O que se vê e o que se nota

Como funciona o conhecimento humano? Essa pergunta vem intrigando os filósofos desde há mais de vinte e cinco séculos, e ainda não esgotamos o tema. Todos as propostas filosóficas têm um setor específico para tratar dessa matéria, e nele está o “miolo” do que cada uma tem a oferecer.

Um caso curioso é o de Kant: ele afirma que devemos ser fortemente “críticos” quanto às reais capacidades do conhecimento humano. Podemos conhecer pouco; e além disso, de forma distorcida por coisas que nós mesmos introduzimos naquilo que pretendemos conhecer. Interferem — ainda segundo Kant — as categorias “a priori”, que são como óculos vermelhos que tingem tudo dessa cor, de tal forma que ninguém jamais poderá saber qual é a verdadeira “cor” das coisas. A realidade é para ele um “noumeno” irremediavelmente ignoto. Essa afirmação é no fundo gratuita, e um insulto ao mundo que nos cerca; nos separa dele; torna-o de certo modo irrelevante e pobre (nem é preciso dizer que esse insulto atinge o seu Criador). Não vale a pena tentar conhecer o que quer que seja na sua mais profunda realidade, pois o bom “crítico” deve declarar impossível tal intento.

Podemos conceder que a realidade é como um oceano imenso e inabarcável por qualquer mente, por mais poderosa que seja. Mas isso não significa que não possamos molhar os nossos pés na água da praia, nem que essa água não seja de fato a mesma do oceano, embora não possamos bebê-lo inteiro. Isso exige uma certa dose de confiança — Kant afirmaria que é ingênua — sem a qual o mundo deixa de ter qualquer sentido. Quem desconfia de que a água é água está perigosamente próximo da loucura.

O conhecimento — dizem os clássicos, entre os quais o abominável (?) Aristóteles — começa pela abstração, que tem como fruto a capacidade de dar nomes aos objetos conhecidos, como por exemplo “mesa”, “árvore”, etc. Depois generalizamos, montamos conceitos, fazemos as ligações lógicas, descobrimos propriedades, e assim construímos a nossa “ciência” sobre tudo o que existe. No entanto, sempre temos a sensação de que algo está faltando...

Uma das chaves desse assunto é que o “objetivo”, enquanto conhecido, não é real: o fogo pensado não queima de verdade: só pode queimar — quando muito — um papel também pensado.

Kant não estava totalmente errado quando afirmava que não podemos atingir a realidade “de primeira”, isto é: apenas com uma simples constatação trivial e “objetiva”. Sempre notamos que isso é insuficiente. Repito: NOTAMOS que falta algo, e é justamente esse “notar” o que comumente não se examina nas diversas teorias sobre o conhecimento humano.

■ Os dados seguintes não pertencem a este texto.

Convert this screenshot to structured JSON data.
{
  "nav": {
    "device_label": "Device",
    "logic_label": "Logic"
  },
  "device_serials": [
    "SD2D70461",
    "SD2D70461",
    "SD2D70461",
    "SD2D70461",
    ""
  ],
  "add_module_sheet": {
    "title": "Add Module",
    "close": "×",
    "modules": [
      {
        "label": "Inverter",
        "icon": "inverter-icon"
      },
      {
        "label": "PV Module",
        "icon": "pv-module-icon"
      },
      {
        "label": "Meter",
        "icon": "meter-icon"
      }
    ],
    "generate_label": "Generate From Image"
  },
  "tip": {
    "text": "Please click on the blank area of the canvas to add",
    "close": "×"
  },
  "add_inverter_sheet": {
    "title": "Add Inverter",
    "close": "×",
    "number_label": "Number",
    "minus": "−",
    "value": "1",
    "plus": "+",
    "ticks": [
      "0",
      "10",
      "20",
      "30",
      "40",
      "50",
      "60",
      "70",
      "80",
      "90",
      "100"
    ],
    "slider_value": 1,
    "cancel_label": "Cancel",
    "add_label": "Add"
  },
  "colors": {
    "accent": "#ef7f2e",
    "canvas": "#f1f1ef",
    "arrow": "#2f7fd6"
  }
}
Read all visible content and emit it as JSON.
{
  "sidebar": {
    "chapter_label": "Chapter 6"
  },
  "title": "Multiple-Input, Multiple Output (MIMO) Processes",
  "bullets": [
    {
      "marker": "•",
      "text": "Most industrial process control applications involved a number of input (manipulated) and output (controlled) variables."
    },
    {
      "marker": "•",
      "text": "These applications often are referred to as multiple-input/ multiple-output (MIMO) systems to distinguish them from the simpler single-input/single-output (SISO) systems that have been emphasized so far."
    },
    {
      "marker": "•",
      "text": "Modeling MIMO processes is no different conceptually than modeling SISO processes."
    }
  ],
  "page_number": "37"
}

“Notar” significa, nesse contexto, um ato do conhecimento humano superior aos simples atos “objetivantes” — aqueles cujo resultado é um objeto pensado. Trata-se de um olhar que capta a realidade de modo muito mais profundo e certeiro. Ilumina as próprias carências dos atos “objetivos”, e isso nos possibilita novos atos objetivantes de nível mais alto.

O amor, a liberdade, a beleza, o próprio conhecimento, a vida, etc. são coisas que não se conhecem por “objetivação”; o que conhecemos assim são apenas os seus efeitos ou manifestações. São muitas as coisas que não é possível “objetivar”, mas apenas “notar”. O ato de “notar” é a grande chave para entender o conhecimento humano, pois está indissoluvelmente unido a todos os outros atos da inteligência, inclusive aos “objetivantes”.

Notar que algo falta (ou sobra) não é de modo algum um desrespeito à realidade, mas justamente o contrário: é uma homenagem ao seu tamanho e profundidade. Os filósofos da ciência poderiam economizar muito a sua verborréia sobre “mudanças de paradigmas” e “revoluções científicas” — ambas entendidas como grandes dramas —, se parassem de idolatrar o “objetivado”, como se fosse a última expressão possível da realidade.

Eles não repararam — não “notaram” ainda — naquilo que dizia Shakespeare: há mais coisas entre o céu e a terra do que sonha a nossa vã filosofia.